By: David Muellenhoff
Estimated reading time: 6 minutes
As of July 1, 2024, it will be unlawful for California businesses to advertise prices to consumers that do not include all mandatory fees or charges, exclusive of government-imposed taxes or fees such as shipping costs. This could result in some startling retail inflationary effects come July 1. At the least, it will dramatically change how many businesses communicate prices to the public. The California Attorney General recently provided some guidance to help businesses comply with the new law.
California’s Consumer Legal Remedies Act (CLRA) (Civ. Code, §§ 1750–1784) makes it unlawful to engage in certain unfair methods of competition and unfair or deceptive acts or practices – such as advertising goods or services to a consumer with the intent not to sell or lease them as advertised. It also provides for private suits by consumers for relief, which can include actual damages ($1,000 minimum in class actions), injunctive relief, restitution, punitive damages, and attorney fees. (Civ. Code, § 1780, subd. (a).) Senior citizens and disabled persons may be awarded additional damages up to $5,000. (Civ. Code, § 1780, subd. (b).)
As CEB covered last October, Gov. Gavin Newsom signed SB 478. The bill was intended to specifically prohibit “drip pricing,” which the bill defined as advertising a price that is less than the actual price the consumer will have to pay for a good or service. (Drip pricing is not to be confused with “drip marketing,” which refers to scheduling a campaign of targeted communications to help move a consumer through marketing and sales funnels.)

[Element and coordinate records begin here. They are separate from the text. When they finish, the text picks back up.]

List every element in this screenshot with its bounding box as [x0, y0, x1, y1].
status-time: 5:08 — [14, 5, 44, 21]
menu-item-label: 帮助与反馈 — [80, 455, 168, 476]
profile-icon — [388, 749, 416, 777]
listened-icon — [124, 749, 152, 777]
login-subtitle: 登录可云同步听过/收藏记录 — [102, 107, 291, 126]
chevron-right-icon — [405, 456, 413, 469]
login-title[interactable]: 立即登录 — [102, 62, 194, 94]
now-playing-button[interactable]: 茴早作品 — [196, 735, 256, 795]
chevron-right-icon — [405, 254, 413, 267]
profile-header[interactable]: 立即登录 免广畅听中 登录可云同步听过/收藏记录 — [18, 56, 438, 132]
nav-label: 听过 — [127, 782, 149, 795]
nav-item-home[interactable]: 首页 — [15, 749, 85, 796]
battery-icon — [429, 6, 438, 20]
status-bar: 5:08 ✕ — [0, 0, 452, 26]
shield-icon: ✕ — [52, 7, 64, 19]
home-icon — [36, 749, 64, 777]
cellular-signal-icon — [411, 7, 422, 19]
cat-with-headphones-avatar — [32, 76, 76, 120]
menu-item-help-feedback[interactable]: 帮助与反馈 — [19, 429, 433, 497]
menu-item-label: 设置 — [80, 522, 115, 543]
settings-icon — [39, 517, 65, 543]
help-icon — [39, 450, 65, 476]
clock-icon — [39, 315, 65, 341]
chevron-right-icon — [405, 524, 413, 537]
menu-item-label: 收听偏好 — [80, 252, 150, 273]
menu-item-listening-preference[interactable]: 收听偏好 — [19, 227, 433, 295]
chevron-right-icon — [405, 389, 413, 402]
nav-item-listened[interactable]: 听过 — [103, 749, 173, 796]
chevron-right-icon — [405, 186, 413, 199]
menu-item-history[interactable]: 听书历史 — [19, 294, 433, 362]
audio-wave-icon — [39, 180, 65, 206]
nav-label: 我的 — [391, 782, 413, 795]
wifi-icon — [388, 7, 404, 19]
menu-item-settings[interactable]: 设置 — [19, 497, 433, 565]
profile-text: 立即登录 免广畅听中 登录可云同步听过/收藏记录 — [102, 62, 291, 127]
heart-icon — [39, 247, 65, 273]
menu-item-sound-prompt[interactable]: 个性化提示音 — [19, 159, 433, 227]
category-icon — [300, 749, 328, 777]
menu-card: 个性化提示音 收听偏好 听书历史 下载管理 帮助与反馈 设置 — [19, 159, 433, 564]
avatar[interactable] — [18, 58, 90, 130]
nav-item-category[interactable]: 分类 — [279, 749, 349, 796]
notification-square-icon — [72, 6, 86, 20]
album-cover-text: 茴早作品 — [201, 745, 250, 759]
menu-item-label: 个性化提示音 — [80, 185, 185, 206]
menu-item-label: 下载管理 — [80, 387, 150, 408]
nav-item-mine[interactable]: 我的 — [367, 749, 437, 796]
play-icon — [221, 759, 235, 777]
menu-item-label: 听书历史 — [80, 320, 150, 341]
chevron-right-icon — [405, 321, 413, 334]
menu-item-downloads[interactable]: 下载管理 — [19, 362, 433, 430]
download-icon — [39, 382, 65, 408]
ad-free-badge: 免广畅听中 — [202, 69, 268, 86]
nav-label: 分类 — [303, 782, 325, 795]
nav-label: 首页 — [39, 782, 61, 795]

SB 478 declared (Stats. 2023, ch. 400, sec. 1(b)) the legislature’s finding that drip pricing, “like other forms of bait and switch advertising,” was already prohibited by existing statutes, including California’s Unfair Competition Law (UCL) (Bus. & Prof. Code, §§ 17200–17210) and False Advertising Law (Bus. & Prof. Code, § 17500). Nevertheless, SB 478 amended the CLRA to, among other things, make it unlawful effective July 1, 2024 to engage in
Advertising, displaying, or offering a price for a good or service that does not include all mandatory fees or charges other than either of the following:
(i) Taxes or fees imposed by a government on the transaction.
(ii) Postage or carriage charges that will be reasonably and actually incurred to ship the physical good to the consumer.
(Civ. Code, § 1770, subd. (a)(29)(A).)
Businesses and their legal counsel had identified a number of practical issues with implementing the new law. Restaurants, in particular, were concerned about such matters as minimum-wage-increase charges, delivery fees, tips, and dynamic (i.e., “surge”) pricing. The Attorney General recently provided helpful guidance in the form of a FAQ.
The FAQ does not, of course, carry the force of law, and counsel should monitor possible litigation on SB 478’s constitutionality, and on its application to restaurant and other specific industry practices. But the FAQ certainly indicates the Attorney General’s interpretation of this provision of the CLRA, and the legal position the Attorney General will take when enforcing it.
This writer believes many businesses that choose to comply with the new law will simply jack up their advertised prices as of July 1 to cover all possible mandatory fees and charges, and then discount the actual price the consumer pays where they can.
For example, are credit card surcharges to defray merchant transaction processing costs for accepting credit card payments (e.g., capped by Visa at 3% and Mastercard at 4%) “mandatory fees or charges” that are required to be included in the advertised price? The FAQ does not say.
If the answer is yes, then how are businesses to implement this, when they will not know until point of sale whether the customer is paying by credit card or cash, and which card network’s fees will apply? At a practical level, to reflect these possible charges in the initial price the consumer sees, businesses may have to raise all posted prices by the maximum surcharge permitted, say 4%, and then offer discounts to the consumer who pays by a less costly card network or by cash.
Would a 4% jump in retail prices on July 1 be reflected in the Consumer Price Index and other inflation metrics? It won’t be long before we may get to find out.
© The Regents of the University of California, 2024.